Musgrove totaled 62 innings with the Astros in 2016 and held a 4.06 ERA, and while his BB/9 rate of 2.3 is nothing to balk at, it was more than double the rate of his pro career to that point. For the Astros, Musgrove is a solid depth option to have on the roster, while with the White Sox he could have some time to get acclimated to the big leagues outside of the win-now spotlight while they rebuild for the future.
This would be a solid return for the Chicago White Sox, especially when you add parts from other trades that they’ve made in the past week like Lucas Giolito and Yoan Moncada among many, many others.
For the Astros, they’d be getting at least two years of one of the more underrated pitchers in baseball, with two years of team options at very reasonable prices. Over the past three seasons, Quintana has averaged a fWAR of 4.9. His 14.6 fWAR since 2014 ranks eighth among pitchers in that span, just behind Jon Lester and right in front of Johnny Cueto and Madison Bumgarner. In those terms, the asking price for Quintana almost sounds reasonable.

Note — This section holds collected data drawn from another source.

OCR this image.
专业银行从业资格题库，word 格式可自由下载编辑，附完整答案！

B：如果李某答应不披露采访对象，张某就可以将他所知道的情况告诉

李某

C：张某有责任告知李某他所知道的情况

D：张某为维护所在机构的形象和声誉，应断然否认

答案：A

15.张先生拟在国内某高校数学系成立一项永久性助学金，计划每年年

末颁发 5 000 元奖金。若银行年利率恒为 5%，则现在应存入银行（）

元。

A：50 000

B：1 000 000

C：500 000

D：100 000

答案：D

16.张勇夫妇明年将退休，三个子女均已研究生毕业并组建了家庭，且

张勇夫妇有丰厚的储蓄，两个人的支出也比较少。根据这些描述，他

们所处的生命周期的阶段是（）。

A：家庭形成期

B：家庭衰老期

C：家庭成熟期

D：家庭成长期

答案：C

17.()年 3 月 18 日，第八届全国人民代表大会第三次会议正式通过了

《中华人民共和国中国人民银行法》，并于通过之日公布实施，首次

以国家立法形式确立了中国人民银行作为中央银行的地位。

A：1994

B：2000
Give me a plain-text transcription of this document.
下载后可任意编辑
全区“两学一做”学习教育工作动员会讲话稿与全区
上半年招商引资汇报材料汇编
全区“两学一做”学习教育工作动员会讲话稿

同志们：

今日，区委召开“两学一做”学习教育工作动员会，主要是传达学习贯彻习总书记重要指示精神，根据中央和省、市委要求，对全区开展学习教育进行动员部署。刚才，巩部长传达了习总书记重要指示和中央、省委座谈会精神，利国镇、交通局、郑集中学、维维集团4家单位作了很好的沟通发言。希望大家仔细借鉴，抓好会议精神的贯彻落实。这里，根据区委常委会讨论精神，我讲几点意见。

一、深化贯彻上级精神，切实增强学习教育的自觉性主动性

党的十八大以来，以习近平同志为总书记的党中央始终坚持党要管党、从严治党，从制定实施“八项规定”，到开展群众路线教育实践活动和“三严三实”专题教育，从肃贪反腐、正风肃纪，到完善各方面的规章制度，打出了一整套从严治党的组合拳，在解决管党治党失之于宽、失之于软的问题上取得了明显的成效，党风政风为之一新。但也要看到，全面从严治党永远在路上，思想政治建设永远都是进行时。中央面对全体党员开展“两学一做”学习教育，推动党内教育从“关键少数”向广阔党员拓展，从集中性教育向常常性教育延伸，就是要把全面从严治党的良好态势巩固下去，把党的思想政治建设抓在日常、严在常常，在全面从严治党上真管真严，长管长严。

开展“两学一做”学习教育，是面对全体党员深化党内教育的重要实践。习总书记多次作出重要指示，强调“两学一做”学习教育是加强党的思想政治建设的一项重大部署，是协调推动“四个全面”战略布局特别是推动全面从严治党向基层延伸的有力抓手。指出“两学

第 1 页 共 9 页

If these are indeed the terms, the Astros should go for it. They’ve already started pushing their chips into the middle of the table but they could still use an upgrade in the rotation. The Red Sox are currently sporting a rotation that includes both David Price and Chris Sale, along with the reigning AL Cy Young in Rick Porcello. The Astros are hoping for a bounce back year from Dallas Keuchel, another solid season from number three starter Collin McHugh, a healthy year from Lance McCullers, and then for the last two spots to be league average or slightly better.
They have the offense to make it work in the regular season, especially in the AL West, and potentially the bullpen to make it all work in the playoffs, but adding Quintana gives Houston something of a sure bet that provides them some leeway for injuries along the way.